BIO/DÉMARCHE

AVEC LA PRÉCIEUSE COLLABORATION DE JOSIANE DESLOGES

Le bagage de Julie Théberge est protéiforme, punk et pluriel. Son parcours est un entrelacs d’initiatives spontanées et cogitées, ponctuées d’heureux détours.

Grandie à Rouyn-Noranda dans une famille d’entrepreneurs, elle quitte l’Abitibi peu après avoir atteint la majorité pour étudier en psychologie à l’Université McGill.

Elle découvre alors les milieux underground de Montréal, suit des cours de batterie et de solfège, habite un moment aux États-Unis, puis part en tournée avec une troupe d’improvisation de marionnettes avant de se poser à La Malbaie, où elle travaille dans le milieu communautaire.

Tout en poursuivant des études en arts visuels à l’École d’art de l’Université Laval, elle coordonne pendant plusieurs années Cirque du Monde, le programme de cirque social instauré par le Cirque du Soleil au Centre Jacques-Cartier, à Québec. Elle donne des ateliers et des formations qui l’amène à Toronto, Kuujjuaq, Montréal, Toronto, Seattle et Bucarest.

Elle chante et joue du clavier au sein de la formation Headache 24, band post-punk incontournable de la scène musicale alternative, dont elle crée les pochettes d’albums et les visuels. Elle a toujours dessiné.

Pour ressentir le vertige grandiose d’une pratique qui repousse les extrêmes, elle a décidé de se lancer dans l’aventure d’un doctorat sur mesure en Arts et en Médecine.

Si ses études supérieures sont propulsées par sa soif intarissable de connexions et d’approfondissement, elles ont aussi été rendues possibles grâce au milieu de vie qu’elle a choisi, au sein d’une coopérative d’habitation du quartier Saint-Roch.

Une fois le doctorat complété, elle rejoint l’équipe d’HUPR, le Centre de recherche sur le potentiel humain affilié à l’École nationale de cirque de Montréal. Elle participe à des projets d’innovation sociale où se croisent méthodologies artistiques et pratiques collaboratives, à travers des recherches, des ateliers et des présentations menés au Québec, en Suisse, en Irlande et en Australie.
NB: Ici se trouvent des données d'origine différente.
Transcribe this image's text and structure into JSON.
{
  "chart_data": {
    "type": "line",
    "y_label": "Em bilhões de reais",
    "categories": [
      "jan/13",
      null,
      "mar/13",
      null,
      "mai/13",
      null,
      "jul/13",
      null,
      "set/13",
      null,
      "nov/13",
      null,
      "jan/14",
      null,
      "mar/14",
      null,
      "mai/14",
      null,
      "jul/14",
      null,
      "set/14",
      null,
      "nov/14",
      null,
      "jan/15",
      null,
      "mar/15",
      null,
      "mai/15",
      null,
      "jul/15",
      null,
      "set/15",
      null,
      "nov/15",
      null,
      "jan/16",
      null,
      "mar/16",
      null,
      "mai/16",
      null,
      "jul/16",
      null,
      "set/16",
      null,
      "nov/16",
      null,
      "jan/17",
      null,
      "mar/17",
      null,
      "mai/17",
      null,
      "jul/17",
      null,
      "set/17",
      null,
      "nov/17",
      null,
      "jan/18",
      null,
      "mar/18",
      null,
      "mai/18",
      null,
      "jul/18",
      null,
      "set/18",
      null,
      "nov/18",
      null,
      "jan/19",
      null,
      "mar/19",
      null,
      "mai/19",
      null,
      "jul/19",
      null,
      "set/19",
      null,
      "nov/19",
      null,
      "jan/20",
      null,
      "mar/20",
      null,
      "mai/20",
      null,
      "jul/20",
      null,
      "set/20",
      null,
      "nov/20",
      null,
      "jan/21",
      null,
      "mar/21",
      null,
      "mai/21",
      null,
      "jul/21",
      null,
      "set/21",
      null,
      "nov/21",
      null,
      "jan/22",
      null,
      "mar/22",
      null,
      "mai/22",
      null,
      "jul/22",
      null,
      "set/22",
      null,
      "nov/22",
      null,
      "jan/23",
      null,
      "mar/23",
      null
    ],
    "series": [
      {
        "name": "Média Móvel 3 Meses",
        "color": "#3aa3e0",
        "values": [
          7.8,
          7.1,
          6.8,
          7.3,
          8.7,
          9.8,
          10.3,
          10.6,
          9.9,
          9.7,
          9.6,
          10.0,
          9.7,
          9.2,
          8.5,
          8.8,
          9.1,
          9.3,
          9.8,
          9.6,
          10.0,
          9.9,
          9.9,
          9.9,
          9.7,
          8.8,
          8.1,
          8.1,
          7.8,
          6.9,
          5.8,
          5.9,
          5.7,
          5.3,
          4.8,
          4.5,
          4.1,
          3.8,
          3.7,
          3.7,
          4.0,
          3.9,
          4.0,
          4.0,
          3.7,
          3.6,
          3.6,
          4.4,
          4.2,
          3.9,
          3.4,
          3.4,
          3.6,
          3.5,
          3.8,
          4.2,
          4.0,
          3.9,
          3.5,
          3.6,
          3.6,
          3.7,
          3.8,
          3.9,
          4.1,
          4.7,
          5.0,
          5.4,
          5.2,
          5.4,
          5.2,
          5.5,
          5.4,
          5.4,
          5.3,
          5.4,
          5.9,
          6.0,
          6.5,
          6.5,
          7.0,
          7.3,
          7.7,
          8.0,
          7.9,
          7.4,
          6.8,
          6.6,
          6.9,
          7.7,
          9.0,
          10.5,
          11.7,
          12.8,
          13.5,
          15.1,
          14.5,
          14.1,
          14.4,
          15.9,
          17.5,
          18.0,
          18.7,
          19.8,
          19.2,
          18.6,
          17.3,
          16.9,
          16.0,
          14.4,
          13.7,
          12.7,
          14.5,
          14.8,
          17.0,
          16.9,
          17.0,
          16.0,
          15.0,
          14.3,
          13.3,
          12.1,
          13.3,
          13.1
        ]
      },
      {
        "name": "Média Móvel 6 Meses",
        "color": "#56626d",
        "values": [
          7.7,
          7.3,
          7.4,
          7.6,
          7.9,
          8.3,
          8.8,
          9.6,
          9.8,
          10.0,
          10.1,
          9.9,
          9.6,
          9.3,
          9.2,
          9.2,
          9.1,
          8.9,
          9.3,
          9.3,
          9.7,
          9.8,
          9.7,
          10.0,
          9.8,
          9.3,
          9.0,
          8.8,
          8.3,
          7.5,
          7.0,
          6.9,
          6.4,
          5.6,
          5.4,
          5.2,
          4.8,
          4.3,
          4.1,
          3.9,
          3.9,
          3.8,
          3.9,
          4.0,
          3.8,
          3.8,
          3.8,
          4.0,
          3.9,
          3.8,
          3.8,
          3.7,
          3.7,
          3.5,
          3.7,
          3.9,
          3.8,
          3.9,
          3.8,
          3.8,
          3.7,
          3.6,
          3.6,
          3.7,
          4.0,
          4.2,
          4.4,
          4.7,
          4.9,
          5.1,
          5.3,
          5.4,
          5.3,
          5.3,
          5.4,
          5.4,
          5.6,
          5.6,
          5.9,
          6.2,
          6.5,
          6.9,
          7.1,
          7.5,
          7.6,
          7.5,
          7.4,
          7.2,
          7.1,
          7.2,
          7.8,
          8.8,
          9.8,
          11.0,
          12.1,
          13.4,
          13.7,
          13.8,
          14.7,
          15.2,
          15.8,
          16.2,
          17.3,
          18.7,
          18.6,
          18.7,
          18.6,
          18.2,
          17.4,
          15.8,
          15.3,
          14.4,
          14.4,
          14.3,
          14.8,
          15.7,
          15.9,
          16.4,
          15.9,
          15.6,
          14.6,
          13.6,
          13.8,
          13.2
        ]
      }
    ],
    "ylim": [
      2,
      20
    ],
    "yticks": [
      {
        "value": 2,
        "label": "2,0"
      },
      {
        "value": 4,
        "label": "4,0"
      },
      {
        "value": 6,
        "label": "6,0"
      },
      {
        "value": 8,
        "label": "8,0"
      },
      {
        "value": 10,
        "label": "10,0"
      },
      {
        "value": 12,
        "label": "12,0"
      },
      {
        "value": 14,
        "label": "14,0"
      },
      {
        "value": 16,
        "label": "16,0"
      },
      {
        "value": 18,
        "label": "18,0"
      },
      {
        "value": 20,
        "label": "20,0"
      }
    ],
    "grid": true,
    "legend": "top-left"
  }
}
Elle élève deux filles, s’est marié en rouge, tient un journal, sait danser sur pointes et ne tue plus ses plantes. Elle évoque le passé avec lucidité, affronte le présent avec vigilance et envisage le futur avec conviction.

Le travail de Julie Théberge génère un éternel mouvement entre l’art et les idées, l’être et le faire, la recherche et la création. Attentive aux mécanismes de l’intime, elle cherche à comprendre et déboulonner ceux de la société dans laquelle nous vivons. Sous forme de magazines, de babillard, de kiosque, de conférence ou encore de spectacle multidisciplinaire, elle organise et présente ses réflexions dans l’espace public, comme une main tendue vers l’autre. Est-ce qu’un objet d’art est un objet de savoir ? La question est vaste, périlleuse, mais c’est le chemin qui compte et non la destination.

Dans sa pratique individuelle, des dessins, des photos d’atelier et des phrases récurrentes sont utilisées comme des pictogrammes, des clés maîtresses et des modus operandi pour articuler un discours pluriel, revendicateur et ouvert.

La conviction que l’art n’est pas qu’une affaire d’artiste, qu’il peut devenir un mode de pensée, une façon d’être au monde et un vecteur précieux pour entrer en relation avec autrui l’incite à multiplier les lectures et les expériences.